A 18 h 30, Aratake sensei éteint la lumière. Déplie son PC, déroule un écran : « Nous allons maintenant expliquer comment se forment l’inflation et la déflation. » A part un garçon et une fille, qui ont décroché et piquent du nez, les yeux embués de sommeil, les autres restent scotchés aux paroles du maître, hochant la tête comme des grands. Ils prennent peu de notes, l’oeil rivé sur leurs polycopiés. Sans qu’on sache toutefois s’ils saisissent ne serait-ce qu’un tiers du cours.

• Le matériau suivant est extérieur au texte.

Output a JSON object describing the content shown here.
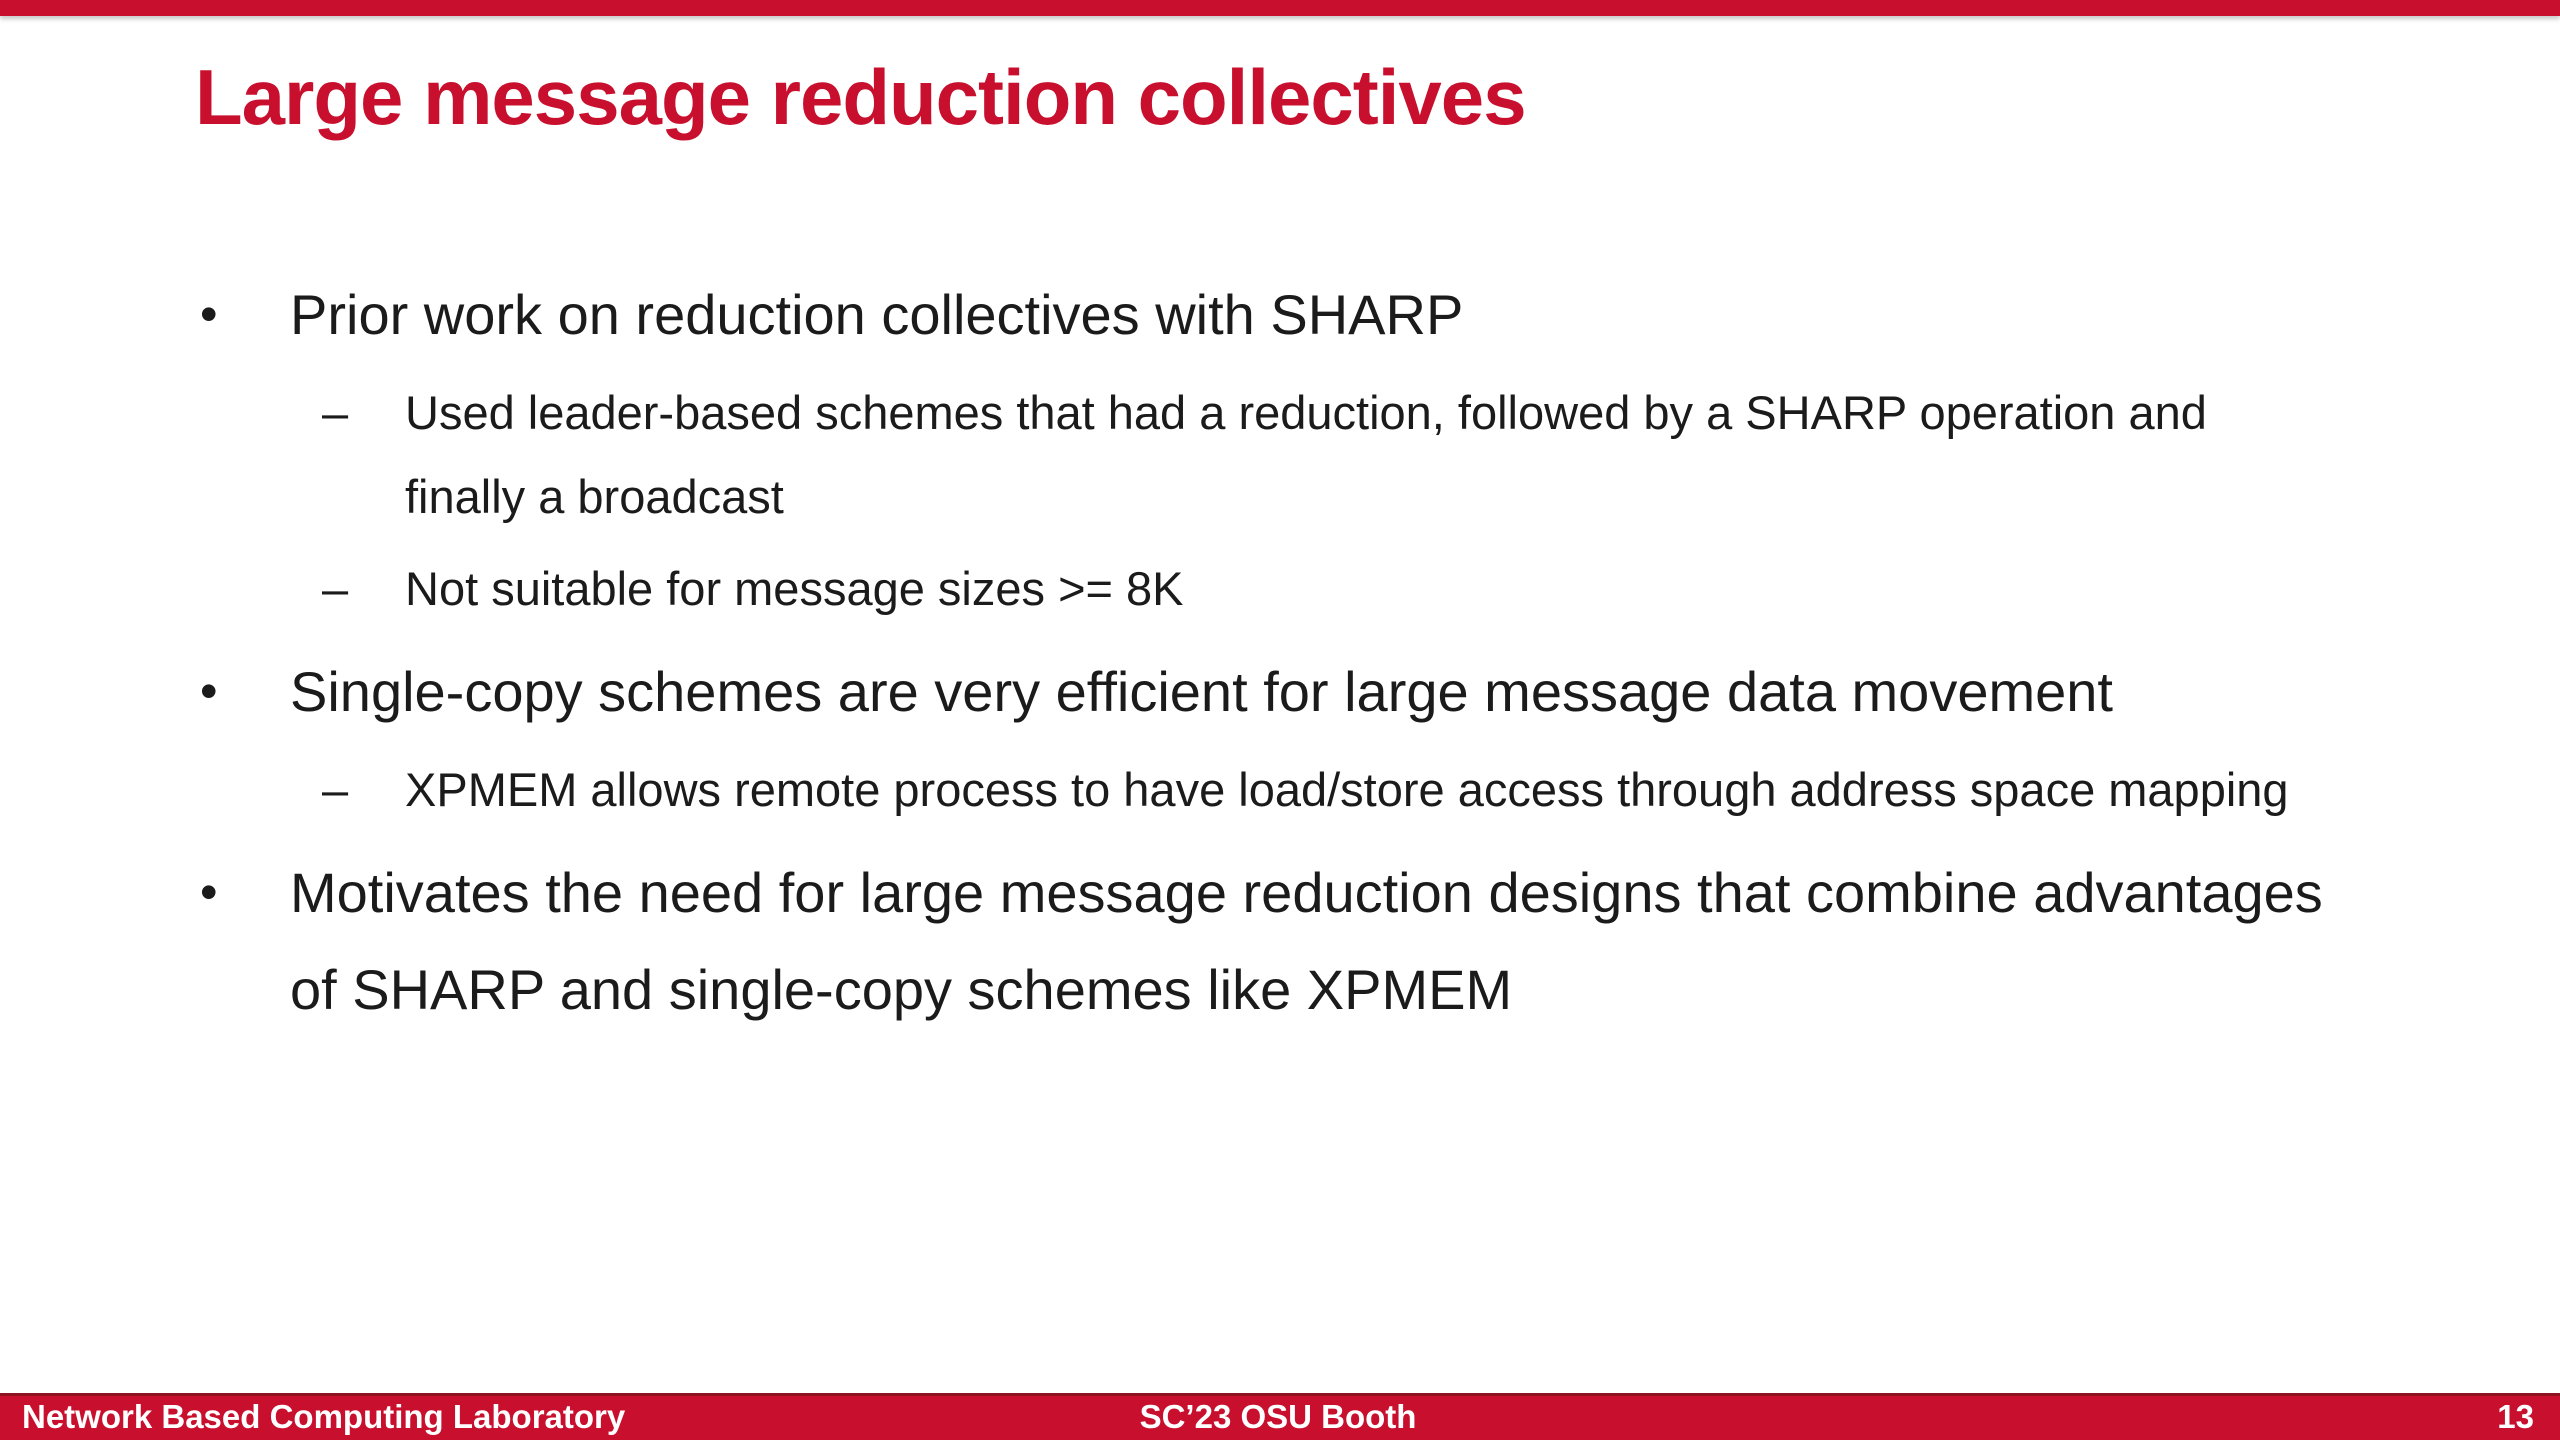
{
  "colors": {
    "accent_red": "#C8102E",
    "dark_red": "#8E1220",
    "text": "#1B1B1B",
    "footer_text": "#FFFFFF",
    "background": "#FFFFFF"
  },
  "slide": {
    "title": "Large message reduction collectives",
    "bullets": [
      {
        "level": 1,
        "marker": "•",
        "text": "Prior work on reduction collectives with SHARP"
      },
      {
        "level": 2,
        "marker": "–",
        "text": "Used leader-based schemes that had a reduction, followed by a SHARP operation and\nfinally a broadcast"
      },
      {
        "level": 2,
        "marker": "–",
        "text": "Not suitable for message sizes >= 8K"
      },
      {
        "level": 1,
        "marker": "•",
        "text": "Single-copy schemes are very efficient for large message data movement"
      },
      {
        "level": 2,
        "marker": "–",
        "text": "XPMEM allows remote process to have load/store access through address space mapping"
      },
      {
        "level": 1,
        "marker": "•",
        "text": "Motivates the need for large message reduction designs that combine advantages\nof SHARP and single-copy schemes like XPMEM"
      }
    ]
  },
  "footer": {
    "organization": "Network Based Computing Laboratory",
    "event": "SC’23 OSU Booth",
    "page_number": "13"
  }
}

Sacrifice. Kan Nagai livre la clé du juku : « En fait, à peine 10 % ou moins de nos 1 500 élèves inscrits réussiront vraiment, décrocheront la voie royale, les meilleures écoles et universités. Peu importe. Car tous veulent y croire. » Les enfants comme les parents. « Une majorité de gens aisés, concède Nagai-san. Des docteurs, des hommes d’affaires. Car le juku, c’est un business. Cela coûte très cher. Placer un enfant chez nous coûte au minimum 1 million de yens par an (7 690 euros, ndlr). » Pour certains, le juku est synonyme de sacrifice. « Des parents cumulent des petits boulots pour offrir le juku à leur enfant », glisse un responsable de Shidokai.

Estimée à environ 8 milliards d’euros, la filière des juku connaît une croissance exponentielle. Depuis trois ans, les profits du groupe Eikoh, n° 1 au Japon, progressent de 30 % en moyenne. Mais les temps changent. « Grâce à l’Internet et à la télévision câblée, d’autres systèmes d’enseignement parallèles se développent », précise un dirigeant de Yoyogi Seminar, école de bachotage voisine de l’école Shidokai. Kan Nagai, lui, n’y croit pas. Rien, d’après lui, ne remplacera jamais la voix de son maître.